Wenns um Pferde geht, ist sie dabei

Wenns um Pferde geht, ist sie dabei
Karin Rohrer, Rohrbach:

Wo es um Pferdezucht und Pferdesport geht, ist Karin Rohrer gerne dabei. Derzeit finden landauf, landab zahlreiche Fohlenschauen statt. Von diesen Anlässen berichtet die Fachjournalistin in mehreren Zeitungen – immer wieder auch in der «Wochen-Zeitung». Ebenfalls über die sogenannten Feldteste schreibt sie regelmässig. Das sind Prüfungen, bei welchen die dreijährigen Tiere zeigen müssen, was sie in ihrer Ausbildung gelernt haben. Karin Rohrer selber hatte sich gleich nach dem Lehrabschluss ihr erstes Pferd gekauft. Es war ein Warmblut-Wallach. Später begeisterte sie sich für Quarter Horses, mit welchen sie lange Zeit Turniere im Westernreiten bestritt. Dieser Rasse ist sie treu geblieben. Aber angetan haben es ihr auch die Freiberger Pferde und deren Züchterinnen und Züchter. «Ich gehe sehr gerne an die Anlässe.
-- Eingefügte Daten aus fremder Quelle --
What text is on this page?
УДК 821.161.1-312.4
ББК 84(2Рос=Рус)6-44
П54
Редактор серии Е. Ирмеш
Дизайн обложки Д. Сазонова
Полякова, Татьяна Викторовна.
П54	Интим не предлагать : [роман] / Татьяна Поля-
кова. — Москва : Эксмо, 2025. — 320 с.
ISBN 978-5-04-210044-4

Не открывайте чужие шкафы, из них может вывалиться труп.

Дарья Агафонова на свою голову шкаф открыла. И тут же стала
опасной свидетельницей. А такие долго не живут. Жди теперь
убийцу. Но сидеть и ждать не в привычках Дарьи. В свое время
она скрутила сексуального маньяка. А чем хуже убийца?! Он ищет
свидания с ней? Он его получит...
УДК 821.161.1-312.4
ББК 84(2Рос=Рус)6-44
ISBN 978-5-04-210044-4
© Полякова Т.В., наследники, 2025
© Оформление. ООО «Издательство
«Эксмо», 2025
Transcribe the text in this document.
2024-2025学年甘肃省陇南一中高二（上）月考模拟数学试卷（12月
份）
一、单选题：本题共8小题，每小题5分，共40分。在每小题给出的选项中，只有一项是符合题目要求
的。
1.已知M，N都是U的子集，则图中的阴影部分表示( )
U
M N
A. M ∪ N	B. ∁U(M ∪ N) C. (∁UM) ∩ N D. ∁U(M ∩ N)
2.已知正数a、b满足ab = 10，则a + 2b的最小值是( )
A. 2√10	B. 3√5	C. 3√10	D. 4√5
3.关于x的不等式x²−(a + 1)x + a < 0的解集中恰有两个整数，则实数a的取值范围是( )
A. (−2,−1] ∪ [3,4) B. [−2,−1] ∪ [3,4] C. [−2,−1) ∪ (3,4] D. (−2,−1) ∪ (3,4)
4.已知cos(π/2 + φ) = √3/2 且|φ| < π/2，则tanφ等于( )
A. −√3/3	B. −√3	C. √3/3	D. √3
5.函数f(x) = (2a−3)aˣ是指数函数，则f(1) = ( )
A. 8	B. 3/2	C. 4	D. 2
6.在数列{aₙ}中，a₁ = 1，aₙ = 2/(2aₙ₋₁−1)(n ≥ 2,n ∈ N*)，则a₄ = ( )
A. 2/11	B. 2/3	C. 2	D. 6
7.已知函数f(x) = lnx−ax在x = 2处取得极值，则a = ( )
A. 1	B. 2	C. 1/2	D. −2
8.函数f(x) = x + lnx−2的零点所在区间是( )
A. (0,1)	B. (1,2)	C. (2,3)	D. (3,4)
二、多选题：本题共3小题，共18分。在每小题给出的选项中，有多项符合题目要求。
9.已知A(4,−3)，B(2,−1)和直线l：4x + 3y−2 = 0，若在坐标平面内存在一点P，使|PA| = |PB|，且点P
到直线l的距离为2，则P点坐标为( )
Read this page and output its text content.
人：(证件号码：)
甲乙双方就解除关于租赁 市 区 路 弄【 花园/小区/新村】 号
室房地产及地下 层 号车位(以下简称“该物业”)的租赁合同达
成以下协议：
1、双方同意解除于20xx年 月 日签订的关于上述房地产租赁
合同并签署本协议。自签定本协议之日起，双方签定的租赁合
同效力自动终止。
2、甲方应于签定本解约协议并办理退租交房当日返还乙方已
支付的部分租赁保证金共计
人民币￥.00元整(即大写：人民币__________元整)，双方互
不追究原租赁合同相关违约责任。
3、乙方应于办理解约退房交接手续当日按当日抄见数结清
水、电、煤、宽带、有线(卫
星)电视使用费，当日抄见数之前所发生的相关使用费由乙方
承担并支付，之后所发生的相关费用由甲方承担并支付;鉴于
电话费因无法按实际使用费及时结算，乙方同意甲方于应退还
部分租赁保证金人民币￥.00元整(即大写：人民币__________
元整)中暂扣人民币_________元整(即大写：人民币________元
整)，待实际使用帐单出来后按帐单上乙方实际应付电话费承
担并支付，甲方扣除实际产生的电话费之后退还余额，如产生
Dort treffe ich immer wieder auf ‹gmögige Leute›», sagt sie.

Am liebsten schreibt Karin Rohrer aber Porträts über Rösseler, so wie über die Freiberger-Züchterfamilie Hasler aus
Eggiwil, welche sie kürzlich in der «Wochen-Zeitung» vorgestellt hat. Wenn sie über einen Stall, eine Züchterin, ein Gestüt oder einen Reitbetrieb schreibt, sei es ihr ganz wichtig, den Protagonisten unvoreingenommen gegenüberzutreten, hält sie fest.

Angefangen, für die Zeitung zu schreiben, hat Karin Rohrer in jungen Jahren. «Ich war wohl die einzige im Reitverein mit einer KV-Ausbildung. So wurde ich mit dieser Aufgabe betraut.» Anfragen von Nachbarsvereinen folgten. Es wurden immer mehr. Vor Jahren schon machte Karin Rohrer ihr Hobby zum Beruf. Die Mutter eines 18- und eines 14-jährigen Sohnes ist viel unterwegs. Wenns nicht um Pferde geht, dann um Musik. Zusammen mit ihrem Partner besucht sie oft Konzerte – ihr Geschmack ist breit gefächert. Zudem unternimmt sie gerne Reisen. Und wenns wirklich erholsam sein soll, zieht sie sich in die Sauna zurück. Oder eben zu ihren Pferden. «Diese gehören zur Familie und bedeuten uns sehr viel», betont Karin Rohrer.